文藝評論家=山崎行太郎の『 毒蛇山荘日記(1)』

文藝評論家=山崎行太郎の政治ブログ『毒蛇山荘日記1(1) 』です。

■早稲田文学休刊、祝すべし。休刊決定の文学的パワーが残っていたと

 ←平岡篤頼早大名誉教授

 うっかりしていて気が付かなかったが、早稲田文学が実質的に休刊し、現在の早稲田文学は終わるらしい。僕は、先日、三田文学も、マンネリ化が顕著だから、年寄りの恥さらし状態になる前にそろそろ廃刊すべし…というような日記を書いたが、なんと早稲田文学は休刊・廃刊が3月ごろには決定していたらしい。まったく文壇情報音痴で困ったものだが、僕はこの決定は健全なものだと思う。いつまでもダラダラと続けていればいいというものではない。雑誌にも寿命がある。とりわけ、早稲田文学三田文学のような同人雑誌的要素を残している雑誌には、その時代、その世代の使命とか役割と言うものがあり、それが実現したりあるいは失敗したりして、それなりの結果が出たら、その時点で雑誌の寿命が終わるのは当然なのだ。今の早稲田文学がいつから続いているのかは詳しくは言えないが、僕は平岡教授中心の編集時代から江中教授の編集時代の頃のことはよく知っている。
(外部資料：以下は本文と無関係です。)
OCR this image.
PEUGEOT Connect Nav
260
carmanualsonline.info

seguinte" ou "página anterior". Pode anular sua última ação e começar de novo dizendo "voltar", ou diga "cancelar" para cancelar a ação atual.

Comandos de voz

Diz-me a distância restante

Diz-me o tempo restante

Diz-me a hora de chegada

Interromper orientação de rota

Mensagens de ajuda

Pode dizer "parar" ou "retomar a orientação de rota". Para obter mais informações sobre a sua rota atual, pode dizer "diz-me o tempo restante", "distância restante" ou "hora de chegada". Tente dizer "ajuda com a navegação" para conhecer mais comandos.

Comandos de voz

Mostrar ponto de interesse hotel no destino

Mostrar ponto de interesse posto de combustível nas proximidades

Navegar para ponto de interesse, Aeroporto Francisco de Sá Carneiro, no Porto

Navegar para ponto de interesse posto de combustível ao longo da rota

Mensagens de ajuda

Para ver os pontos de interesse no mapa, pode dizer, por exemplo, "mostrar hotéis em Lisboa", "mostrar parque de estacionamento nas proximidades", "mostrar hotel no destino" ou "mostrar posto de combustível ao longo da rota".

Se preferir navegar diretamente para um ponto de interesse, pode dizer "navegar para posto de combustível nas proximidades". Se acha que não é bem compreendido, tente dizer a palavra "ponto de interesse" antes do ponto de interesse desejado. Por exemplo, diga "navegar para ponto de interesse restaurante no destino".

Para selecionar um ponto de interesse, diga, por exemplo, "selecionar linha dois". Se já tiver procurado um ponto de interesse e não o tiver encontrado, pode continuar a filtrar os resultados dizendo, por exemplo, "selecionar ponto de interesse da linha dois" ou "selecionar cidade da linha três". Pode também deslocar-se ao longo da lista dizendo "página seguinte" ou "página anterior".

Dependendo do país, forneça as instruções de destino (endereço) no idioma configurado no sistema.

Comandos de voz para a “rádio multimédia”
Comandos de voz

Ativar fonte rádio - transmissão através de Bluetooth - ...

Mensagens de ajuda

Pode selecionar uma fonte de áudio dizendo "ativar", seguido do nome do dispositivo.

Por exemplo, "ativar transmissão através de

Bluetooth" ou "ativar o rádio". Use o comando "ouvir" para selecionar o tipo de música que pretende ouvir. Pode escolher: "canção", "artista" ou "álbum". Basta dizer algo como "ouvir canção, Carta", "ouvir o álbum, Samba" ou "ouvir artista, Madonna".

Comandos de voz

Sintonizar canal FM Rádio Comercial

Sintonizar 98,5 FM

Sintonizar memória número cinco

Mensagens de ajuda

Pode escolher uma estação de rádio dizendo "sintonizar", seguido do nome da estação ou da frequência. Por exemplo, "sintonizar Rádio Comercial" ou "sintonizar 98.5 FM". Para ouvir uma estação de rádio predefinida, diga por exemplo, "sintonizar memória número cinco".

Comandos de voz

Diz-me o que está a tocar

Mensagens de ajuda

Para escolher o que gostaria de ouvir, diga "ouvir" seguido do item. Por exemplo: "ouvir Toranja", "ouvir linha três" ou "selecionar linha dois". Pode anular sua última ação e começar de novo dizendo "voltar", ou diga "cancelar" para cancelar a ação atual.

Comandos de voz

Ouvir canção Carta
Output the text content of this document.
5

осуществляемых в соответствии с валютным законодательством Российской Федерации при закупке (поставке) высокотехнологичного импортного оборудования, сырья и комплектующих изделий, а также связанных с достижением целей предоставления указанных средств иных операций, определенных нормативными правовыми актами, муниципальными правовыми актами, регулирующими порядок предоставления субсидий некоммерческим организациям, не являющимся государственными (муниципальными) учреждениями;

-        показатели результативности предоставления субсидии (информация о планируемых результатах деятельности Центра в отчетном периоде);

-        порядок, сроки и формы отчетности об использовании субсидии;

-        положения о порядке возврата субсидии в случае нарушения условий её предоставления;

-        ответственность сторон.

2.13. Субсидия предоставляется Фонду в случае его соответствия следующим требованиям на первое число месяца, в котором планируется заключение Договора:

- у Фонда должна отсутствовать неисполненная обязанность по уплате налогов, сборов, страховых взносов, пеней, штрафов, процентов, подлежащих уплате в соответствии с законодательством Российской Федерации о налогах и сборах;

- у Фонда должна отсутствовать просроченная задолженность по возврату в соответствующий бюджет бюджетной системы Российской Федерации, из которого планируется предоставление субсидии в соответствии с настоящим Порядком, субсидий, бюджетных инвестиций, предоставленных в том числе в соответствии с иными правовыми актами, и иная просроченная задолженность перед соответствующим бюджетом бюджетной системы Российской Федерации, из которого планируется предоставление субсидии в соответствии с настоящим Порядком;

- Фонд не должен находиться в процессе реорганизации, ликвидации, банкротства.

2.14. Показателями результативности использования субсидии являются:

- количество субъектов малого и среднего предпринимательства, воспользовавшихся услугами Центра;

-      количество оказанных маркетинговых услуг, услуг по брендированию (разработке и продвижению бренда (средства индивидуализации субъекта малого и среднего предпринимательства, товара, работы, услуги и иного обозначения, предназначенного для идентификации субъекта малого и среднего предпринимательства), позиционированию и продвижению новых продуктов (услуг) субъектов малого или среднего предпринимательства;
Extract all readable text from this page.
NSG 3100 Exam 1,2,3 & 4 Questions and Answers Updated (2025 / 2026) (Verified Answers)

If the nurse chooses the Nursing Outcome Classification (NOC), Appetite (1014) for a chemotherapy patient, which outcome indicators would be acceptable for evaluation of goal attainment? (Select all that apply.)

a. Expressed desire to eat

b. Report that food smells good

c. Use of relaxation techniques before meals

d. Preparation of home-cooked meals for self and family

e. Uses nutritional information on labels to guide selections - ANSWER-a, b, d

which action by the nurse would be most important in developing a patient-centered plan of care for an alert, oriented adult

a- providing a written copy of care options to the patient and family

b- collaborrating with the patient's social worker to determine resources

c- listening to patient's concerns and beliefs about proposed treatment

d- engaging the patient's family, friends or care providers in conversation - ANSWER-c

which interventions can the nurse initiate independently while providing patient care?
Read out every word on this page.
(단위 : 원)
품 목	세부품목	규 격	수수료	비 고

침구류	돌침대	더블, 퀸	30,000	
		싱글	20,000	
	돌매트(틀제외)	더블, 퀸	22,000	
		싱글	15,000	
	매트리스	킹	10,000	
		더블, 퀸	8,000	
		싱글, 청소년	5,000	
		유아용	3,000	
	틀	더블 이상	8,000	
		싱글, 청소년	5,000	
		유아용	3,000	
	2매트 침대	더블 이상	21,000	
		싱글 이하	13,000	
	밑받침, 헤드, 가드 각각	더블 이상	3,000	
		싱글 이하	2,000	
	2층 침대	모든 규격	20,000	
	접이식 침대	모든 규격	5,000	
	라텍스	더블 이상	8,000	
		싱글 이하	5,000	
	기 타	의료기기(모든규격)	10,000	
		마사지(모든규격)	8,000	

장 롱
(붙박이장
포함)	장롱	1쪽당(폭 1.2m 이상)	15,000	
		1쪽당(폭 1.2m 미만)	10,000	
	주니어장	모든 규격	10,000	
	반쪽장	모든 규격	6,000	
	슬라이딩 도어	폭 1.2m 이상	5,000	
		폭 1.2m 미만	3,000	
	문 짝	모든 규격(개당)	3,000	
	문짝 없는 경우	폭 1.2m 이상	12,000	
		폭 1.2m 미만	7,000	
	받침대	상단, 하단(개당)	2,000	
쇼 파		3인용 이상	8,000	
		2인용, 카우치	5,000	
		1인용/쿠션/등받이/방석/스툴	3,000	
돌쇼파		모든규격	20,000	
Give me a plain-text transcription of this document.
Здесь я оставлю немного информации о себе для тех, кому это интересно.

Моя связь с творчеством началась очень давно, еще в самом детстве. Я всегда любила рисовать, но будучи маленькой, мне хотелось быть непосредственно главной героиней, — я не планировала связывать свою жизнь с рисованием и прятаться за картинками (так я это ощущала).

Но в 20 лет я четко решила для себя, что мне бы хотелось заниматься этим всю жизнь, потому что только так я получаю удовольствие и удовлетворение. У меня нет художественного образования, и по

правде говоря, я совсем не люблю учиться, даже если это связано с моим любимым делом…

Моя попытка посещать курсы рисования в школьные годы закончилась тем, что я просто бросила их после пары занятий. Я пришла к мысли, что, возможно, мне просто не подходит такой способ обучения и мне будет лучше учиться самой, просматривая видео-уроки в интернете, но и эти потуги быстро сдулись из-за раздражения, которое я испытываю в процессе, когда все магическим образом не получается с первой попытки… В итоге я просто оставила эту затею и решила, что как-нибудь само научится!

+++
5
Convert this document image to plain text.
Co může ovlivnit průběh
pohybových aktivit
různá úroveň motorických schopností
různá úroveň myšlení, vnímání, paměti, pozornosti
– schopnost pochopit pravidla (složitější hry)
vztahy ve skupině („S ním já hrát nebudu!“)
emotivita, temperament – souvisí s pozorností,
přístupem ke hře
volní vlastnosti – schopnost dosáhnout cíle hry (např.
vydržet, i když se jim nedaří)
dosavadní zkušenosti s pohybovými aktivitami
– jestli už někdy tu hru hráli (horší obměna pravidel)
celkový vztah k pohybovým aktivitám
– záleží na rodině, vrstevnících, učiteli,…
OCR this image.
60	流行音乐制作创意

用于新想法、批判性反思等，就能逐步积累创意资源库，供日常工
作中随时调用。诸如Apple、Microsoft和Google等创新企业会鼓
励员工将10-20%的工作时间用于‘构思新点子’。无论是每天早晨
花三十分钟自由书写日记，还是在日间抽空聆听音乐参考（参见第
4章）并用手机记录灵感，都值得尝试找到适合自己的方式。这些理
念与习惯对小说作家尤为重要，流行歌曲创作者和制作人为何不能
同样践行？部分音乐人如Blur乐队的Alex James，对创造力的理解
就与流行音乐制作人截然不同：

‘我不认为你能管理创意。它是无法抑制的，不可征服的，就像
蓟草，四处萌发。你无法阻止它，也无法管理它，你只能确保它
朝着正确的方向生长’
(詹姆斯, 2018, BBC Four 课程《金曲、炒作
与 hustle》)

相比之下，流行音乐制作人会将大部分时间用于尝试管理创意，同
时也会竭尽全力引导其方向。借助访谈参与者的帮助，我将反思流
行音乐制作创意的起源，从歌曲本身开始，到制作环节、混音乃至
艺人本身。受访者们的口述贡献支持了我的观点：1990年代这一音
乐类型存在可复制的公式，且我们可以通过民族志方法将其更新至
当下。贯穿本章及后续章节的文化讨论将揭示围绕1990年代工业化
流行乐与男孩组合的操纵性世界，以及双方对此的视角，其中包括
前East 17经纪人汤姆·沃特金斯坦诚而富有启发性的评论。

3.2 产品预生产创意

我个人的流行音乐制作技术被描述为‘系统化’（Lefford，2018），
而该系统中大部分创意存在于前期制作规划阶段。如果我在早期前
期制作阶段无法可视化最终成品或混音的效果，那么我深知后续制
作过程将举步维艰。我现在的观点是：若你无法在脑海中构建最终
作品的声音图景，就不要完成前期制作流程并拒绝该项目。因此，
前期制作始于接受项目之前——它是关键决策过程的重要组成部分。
新宿の文壇バー茉莉花で、当時休刊中の三田文学について、復刊の手ほどきを(笑)をコンコンと指導されたこともある。早稲田文学の編集助手をしていた重松清と知り合ったのもなつかしい。中上健次三田誠広立松和平が活躍した全共闘世代の時代から、渡部直己芳川泰久など若手批評家か「テクスト」論を武器に登場した批評家中心の時代のことだ。そして今は、江中から貝沢へ編集が交代し、ポストモダン路線に変身中…、というのが早稲田文学の最近の歴史だろう。要するに現在の早稲田文学は、僕の見るところ、「平岡、江中」時代で、ほぼその使命と役割を終えていたのである。それを無理やり、延命させようとしても、そうは問屋がおろさない。若い世代は、すでに手垢にまみれた雑誌に依存するのではなく、一度廃刊・休刊し、あらたに自分達の力で新しい早稲田文学を創刊すべきだろう。表面上の休刊の理由は、実質的には経営問題だろうが、いつものことだが、そんなものは真の問題ではない。「なんのために雑誌を刊行するのか」という動機の問題であり、つまるところ学生達の「やる気」の問題なのである。つまり赤字覚悟でも、手弁当でも、どんな形であろうと、雑誌を出して小説や批評を書きたいという意欲がなくなっただけである。僕は、江藤淳の「三田文学廃刊のススメ」というエッセイについて触れたが、雑誌とは、ダラダラと続けていればそれでいいというものではない。早稲田文学休刊、祝すべし。早稲田文学には休刊を決定できるだけの文学的パワーが残っていたということだ。いずれにしろ、いつまでも未練がましく、老醜を曝すなかれ…ということだろう。終わりがあるから始まりがあるのだ。